Em tal «pronúncia» a recorrente, depois de frisar que foi no item 6º do petitório que suscitou 'clara e expressamente' a questão de inconstitucionalidade, disse que uma tal suscitação foi levada a efeito 'por remissão para o parecer anexo', aduzindo que o advérbio 'aprofundadamente' utilizado naquele item não podia ter o sentido, que lhe era conferido na exposição e que seria o de «não curar de apreciar».
Não convencem as razões em que se ancora a recorrente.
Na verdade, do teor literal do falado item 6º não pode resultar que foi posta em crise a conformidade com a Lei Fundamental de uma interpretação, levada a cabo pelo Alto Tribunal a quo, incidente sobre o disposto na alínea a) do nº 3 do artº 6º do Decreto-Lei nº 498/88, de 30 de Dezembro.
Antes, e pelo contrário, o que naquele passo do petitório se veio dizer é que não era intenção da recorrente proceder a uma profunda análise da interpretação que aquele órgão jurisdicional fez do aludido normativo - interpretação essa que, para alguns, até poderia, por entre o mais, ser considerada como feridente da Constituição, como seria o caso do autor do
«parecer» junto ao mesmo petitório -, sendo que um tal não proceder se fundava na circunstância (explicitada e desenvolvida nos subsequentes items) segundo a qual a matéria de facto que se devia dar por assente haveria de conduzir à conclusão de que a situação do nomeado - mercê de ser titular da condição de agente administrativo por força do contrato administrativo de provimento em que o mesmo foi «parte» - se havia de subsumir àqueloutra de vinculado à função pública e, consequentemente, sujeita 'ao regime especial estatuído pelos artigos
30º e 23º do D.L. 73/90, conjugados com a alínea a) do nº 2 do Regulamento, aprovado pela Portaria nº 833/91, de 14 de Agosto'.

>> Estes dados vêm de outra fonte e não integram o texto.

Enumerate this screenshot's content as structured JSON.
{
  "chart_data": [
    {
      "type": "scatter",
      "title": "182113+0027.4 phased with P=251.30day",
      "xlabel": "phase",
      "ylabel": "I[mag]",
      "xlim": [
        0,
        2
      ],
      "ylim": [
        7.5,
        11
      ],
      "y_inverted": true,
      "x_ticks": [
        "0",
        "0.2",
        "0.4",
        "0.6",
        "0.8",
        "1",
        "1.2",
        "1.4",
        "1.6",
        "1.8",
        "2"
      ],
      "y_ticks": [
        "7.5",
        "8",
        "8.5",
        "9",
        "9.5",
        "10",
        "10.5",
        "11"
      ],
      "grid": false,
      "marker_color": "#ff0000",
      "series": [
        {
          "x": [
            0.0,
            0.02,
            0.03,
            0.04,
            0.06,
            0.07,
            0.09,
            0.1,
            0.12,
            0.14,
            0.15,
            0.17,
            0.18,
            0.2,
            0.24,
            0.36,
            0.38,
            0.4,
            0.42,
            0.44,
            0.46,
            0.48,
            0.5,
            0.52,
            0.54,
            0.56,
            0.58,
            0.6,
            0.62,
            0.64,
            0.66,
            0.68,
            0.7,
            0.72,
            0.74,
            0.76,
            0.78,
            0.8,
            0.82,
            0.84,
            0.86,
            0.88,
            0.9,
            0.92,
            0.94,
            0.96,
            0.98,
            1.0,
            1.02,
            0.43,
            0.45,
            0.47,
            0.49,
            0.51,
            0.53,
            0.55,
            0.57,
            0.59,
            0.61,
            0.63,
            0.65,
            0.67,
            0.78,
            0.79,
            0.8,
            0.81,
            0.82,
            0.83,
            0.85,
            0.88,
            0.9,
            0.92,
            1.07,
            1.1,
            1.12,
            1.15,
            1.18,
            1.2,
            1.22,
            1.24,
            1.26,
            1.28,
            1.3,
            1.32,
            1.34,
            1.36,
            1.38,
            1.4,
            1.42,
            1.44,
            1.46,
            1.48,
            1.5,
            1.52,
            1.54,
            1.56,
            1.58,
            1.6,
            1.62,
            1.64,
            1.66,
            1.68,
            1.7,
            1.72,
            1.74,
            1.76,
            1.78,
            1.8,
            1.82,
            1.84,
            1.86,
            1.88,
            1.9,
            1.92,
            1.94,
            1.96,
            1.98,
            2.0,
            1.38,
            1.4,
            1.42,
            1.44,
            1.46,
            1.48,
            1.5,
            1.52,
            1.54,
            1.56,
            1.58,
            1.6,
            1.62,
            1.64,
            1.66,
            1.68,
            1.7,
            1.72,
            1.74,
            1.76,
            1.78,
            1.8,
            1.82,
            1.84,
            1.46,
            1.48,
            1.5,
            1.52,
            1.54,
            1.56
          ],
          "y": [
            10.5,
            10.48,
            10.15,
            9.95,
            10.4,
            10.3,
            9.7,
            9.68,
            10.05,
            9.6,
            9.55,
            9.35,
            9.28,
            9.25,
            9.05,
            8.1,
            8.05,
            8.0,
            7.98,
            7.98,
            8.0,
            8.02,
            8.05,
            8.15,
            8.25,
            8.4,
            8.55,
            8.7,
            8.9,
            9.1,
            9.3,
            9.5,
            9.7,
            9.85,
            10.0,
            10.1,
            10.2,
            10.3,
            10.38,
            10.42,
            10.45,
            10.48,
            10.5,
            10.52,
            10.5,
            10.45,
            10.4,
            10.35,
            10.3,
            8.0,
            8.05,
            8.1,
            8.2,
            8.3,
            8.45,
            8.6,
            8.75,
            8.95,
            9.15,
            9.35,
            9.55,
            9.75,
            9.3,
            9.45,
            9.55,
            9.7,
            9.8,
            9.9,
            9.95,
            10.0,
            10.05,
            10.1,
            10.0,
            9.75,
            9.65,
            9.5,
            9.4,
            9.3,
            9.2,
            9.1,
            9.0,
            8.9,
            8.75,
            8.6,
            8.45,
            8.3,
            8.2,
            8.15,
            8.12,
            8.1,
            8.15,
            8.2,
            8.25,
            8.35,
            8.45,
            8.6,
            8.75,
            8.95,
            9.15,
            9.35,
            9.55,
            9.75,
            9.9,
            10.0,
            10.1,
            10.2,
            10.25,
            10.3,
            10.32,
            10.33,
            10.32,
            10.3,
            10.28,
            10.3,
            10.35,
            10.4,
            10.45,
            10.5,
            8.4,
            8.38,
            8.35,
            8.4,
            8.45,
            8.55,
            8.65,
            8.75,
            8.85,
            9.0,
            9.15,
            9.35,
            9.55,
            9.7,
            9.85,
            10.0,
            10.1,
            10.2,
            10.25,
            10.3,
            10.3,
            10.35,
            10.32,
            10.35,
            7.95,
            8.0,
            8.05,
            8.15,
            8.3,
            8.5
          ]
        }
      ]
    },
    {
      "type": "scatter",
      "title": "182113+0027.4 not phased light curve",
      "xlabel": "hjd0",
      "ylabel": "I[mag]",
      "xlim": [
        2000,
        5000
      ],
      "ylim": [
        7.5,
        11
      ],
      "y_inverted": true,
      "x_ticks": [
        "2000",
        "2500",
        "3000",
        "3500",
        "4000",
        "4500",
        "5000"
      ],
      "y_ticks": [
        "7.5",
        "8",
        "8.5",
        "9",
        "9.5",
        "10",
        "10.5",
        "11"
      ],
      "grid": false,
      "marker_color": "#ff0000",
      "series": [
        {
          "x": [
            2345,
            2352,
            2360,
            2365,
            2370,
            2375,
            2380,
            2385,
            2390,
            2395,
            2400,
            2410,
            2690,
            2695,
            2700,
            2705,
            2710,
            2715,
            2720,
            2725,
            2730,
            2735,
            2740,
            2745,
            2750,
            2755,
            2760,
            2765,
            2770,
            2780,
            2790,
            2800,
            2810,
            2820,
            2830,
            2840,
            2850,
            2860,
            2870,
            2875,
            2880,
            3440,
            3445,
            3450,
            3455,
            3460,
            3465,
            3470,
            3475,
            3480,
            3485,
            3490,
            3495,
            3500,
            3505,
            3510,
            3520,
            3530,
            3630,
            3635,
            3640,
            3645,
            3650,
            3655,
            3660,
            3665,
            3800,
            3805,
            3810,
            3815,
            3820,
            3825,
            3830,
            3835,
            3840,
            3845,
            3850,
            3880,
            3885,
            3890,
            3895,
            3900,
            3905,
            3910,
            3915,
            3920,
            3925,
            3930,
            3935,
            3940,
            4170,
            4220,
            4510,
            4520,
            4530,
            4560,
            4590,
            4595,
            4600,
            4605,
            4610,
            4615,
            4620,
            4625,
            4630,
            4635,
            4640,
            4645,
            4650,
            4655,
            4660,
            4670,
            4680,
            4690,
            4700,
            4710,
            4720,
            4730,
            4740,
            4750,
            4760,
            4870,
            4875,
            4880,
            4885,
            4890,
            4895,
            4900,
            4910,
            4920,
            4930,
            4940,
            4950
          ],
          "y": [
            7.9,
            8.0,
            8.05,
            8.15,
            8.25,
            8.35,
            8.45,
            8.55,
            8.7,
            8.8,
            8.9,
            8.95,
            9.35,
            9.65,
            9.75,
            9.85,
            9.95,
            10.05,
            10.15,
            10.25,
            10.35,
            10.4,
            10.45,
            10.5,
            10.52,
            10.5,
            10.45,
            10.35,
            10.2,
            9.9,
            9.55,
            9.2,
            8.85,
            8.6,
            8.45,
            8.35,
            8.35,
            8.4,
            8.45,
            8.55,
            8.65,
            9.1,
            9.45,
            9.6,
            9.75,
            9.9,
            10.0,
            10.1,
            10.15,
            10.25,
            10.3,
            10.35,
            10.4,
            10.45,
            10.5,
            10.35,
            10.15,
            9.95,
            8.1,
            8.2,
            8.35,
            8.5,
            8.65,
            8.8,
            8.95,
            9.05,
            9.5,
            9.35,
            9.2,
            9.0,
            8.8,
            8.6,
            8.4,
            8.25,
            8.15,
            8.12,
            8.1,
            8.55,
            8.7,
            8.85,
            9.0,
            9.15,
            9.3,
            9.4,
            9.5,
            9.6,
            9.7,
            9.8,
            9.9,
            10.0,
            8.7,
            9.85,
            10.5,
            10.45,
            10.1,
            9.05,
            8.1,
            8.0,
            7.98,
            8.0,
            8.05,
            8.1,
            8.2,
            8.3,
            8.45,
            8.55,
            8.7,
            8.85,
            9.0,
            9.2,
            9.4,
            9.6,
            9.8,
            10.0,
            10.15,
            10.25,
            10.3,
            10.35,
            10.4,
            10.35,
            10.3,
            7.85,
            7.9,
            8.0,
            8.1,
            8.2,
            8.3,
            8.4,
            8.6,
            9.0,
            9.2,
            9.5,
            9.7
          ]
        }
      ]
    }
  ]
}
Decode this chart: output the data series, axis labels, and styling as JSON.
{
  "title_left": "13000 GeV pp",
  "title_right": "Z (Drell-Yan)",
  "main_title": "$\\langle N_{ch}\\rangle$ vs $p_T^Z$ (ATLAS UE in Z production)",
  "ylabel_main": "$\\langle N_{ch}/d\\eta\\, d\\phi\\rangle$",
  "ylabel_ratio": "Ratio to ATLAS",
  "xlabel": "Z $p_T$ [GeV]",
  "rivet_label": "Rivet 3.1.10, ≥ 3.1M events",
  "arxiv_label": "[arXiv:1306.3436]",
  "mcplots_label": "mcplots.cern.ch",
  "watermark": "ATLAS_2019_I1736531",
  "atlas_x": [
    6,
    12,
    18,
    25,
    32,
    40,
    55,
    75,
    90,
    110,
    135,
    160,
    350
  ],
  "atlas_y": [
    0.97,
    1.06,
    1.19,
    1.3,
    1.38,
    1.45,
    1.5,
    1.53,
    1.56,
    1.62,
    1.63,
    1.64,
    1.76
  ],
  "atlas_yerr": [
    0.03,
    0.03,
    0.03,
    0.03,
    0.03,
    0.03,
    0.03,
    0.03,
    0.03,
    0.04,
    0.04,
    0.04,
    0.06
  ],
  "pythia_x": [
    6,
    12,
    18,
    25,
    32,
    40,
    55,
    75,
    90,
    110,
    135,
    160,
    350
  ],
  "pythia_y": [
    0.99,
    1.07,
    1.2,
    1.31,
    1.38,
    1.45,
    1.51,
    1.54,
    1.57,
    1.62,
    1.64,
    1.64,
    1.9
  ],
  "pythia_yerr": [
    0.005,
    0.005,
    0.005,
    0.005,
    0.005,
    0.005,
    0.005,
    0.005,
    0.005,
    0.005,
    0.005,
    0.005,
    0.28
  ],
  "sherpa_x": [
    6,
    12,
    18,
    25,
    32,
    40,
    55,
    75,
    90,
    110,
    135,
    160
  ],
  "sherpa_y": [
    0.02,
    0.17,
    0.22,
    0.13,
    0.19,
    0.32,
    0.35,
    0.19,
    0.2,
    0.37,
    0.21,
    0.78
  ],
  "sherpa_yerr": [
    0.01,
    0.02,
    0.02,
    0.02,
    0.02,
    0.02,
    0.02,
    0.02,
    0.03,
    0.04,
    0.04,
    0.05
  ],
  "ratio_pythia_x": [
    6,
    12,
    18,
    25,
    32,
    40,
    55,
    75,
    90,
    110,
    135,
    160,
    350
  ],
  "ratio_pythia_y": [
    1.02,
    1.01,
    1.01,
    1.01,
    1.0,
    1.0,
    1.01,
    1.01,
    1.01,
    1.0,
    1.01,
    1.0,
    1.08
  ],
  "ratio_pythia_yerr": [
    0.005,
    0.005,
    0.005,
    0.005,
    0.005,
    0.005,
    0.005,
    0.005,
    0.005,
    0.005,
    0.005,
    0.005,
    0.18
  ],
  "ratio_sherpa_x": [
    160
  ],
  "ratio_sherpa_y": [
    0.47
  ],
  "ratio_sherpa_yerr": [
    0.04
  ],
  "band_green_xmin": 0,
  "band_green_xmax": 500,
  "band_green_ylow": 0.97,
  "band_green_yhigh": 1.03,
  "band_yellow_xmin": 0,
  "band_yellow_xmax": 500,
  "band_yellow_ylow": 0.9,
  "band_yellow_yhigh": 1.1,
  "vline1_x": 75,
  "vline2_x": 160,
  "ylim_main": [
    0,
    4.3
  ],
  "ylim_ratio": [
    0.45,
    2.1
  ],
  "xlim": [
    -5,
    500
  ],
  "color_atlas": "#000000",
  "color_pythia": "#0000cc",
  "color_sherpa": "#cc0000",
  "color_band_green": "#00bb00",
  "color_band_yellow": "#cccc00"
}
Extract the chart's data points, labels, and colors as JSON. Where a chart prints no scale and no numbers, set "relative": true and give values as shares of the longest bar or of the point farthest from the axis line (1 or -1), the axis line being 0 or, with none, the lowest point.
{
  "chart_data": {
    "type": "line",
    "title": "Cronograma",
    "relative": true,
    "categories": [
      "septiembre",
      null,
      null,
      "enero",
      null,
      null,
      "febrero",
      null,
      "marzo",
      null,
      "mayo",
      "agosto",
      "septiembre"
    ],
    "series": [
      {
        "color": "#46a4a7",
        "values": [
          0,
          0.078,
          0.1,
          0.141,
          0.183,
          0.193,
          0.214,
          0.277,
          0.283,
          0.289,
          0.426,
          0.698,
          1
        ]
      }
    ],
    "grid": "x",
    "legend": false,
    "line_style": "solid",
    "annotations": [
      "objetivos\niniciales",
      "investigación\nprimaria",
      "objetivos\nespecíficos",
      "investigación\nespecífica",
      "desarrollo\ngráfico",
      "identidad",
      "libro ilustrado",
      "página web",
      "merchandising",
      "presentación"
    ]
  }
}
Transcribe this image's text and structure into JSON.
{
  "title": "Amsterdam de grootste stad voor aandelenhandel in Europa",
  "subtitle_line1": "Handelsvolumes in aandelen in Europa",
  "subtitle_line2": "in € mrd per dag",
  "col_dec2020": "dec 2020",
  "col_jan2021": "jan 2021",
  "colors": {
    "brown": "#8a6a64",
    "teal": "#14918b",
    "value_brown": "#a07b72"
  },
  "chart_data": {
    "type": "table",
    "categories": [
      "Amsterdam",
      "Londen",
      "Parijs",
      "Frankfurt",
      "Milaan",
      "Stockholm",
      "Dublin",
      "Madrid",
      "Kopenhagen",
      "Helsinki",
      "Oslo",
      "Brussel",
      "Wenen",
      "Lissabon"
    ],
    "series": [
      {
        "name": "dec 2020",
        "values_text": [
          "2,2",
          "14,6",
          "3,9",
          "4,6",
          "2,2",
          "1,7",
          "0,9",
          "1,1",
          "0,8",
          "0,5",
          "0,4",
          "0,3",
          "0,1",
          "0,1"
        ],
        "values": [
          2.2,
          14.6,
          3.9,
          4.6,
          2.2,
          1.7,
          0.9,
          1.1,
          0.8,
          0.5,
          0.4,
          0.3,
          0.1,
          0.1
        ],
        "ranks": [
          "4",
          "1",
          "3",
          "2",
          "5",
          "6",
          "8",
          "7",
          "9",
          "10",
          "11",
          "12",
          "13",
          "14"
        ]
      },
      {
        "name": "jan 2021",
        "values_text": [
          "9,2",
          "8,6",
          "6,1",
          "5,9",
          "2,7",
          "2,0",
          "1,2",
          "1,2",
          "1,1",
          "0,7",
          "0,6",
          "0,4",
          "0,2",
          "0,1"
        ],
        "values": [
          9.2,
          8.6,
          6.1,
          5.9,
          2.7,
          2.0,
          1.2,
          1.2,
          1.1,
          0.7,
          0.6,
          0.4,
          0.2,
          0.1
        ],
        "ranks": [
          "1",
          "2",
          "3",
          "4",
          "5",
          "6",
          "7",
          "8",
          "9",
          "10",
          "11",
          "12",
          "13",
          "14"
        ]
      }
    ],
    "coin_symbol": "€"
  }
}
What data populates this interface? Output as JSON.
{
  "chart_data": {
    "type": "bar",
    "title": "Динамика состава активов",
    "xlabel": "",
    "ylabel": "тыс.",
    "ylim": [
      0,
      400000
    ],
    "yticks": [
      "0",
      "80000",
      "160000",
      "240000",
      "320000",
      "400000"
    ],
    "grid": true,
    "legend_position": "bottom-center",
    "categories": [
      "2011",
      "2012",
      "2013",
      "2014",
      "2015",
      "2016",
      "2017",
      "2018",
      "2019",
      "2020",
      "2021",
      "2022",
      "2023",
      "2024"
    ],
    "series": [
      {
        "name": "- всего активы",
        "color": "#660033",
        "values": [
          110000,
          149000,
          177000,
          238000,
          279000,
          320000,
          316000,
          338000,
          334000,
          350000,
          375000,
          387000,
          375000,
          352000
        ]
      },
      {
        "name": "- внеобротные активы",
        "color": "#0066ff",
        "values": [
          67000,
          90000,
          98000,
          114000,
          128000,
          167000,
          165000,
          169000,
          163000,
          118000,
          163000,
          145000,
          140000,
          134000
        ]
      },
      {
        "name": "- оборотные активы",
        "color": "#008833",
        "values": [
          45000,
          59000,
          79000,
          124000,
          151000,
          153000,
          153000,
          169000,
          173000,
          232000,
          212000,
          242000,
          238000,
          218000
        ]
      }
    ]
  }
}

Antes de ser lavrado o acórdão pretendido impugnar nunca tomou, pois, a recorrente um posicionamento de onde resultasse que, na sua
óptica, a interpretação conferida ao normativo em crise era contrária ao Diploma Básico.
E, sendo assim, as razões carreadas à exposição lavrada pelo relator só podem levar a que se não tome conhecimento do recurso.
O que se decide.
Lisboa, 15 de Outubro de 1997 Bravo Serra José de Sousa e Brito Messias Bento Fernando Alves Correia Guilherme da Fonseca (vencido conforme declaração de voto junta) Declaração de Voto
Votei vencido porque entendo que se devia tomar conhecimento do recurso de constitucionalidade, ordenando-se, por consequência, o seguimento da normal tramitação dos autos, com a fase das alegações.
É que, contrariamente à posição assumida no acórdão, concluindo-se aí que nunca tomou 'a recorrente um posicionamento de onde resultasse que, na sua óptica, a interpretação conferida ao normativo em crise era contrária ao Diploma Básico'
(o normativo do artigo 6º do Decreto-Lei nº 498/88, de 30 de Dezembro), entendo que da parte da recorrente houve uma sustentação dessa questão de inconstitucionalidade, estando, assim, presentes todos os pressupostos do presente recurso a que alude o artigo 70º, nº 1, b), da Lei nº 28/82, de 15 de Novembro. Tudo passa pela interpretação que se queira fazer da linguagem utilizada pela recorrente no petitório exibido perante o Plenário do Tribunal de Contas, que no acórdão se entendeu não revelar essa linguagem uma intenção de suscitar qualquer questão de inconstitucionalidade reportada àquela citada norma do Decreto-Lei nº 498/88.
Que não é uma suscitação de tal questão 'clara e expressamente', estou de acordo, mas retirar da expressão usada no petitório -
'Sem curar de apreciar aprofundadamente (...)' - esse sentido negativo, é abuso de interpretação do que quis dizer a recorrente com tal expressão. Quando, como acrescenta a recorrente no mesmo petitório, se remeteu para um parecer junto aos autos, 'onde, de entre outras questões se suscita a da inconstitucionalidade por violação dos artigos 47º e 50º da CRP' (sic).
97.10.17 Luís Nunes de Almeida (vencido, por entender que a questão de inconstitucionalidade foi suscitada, embora a título subsidiário pela entidade recorrente).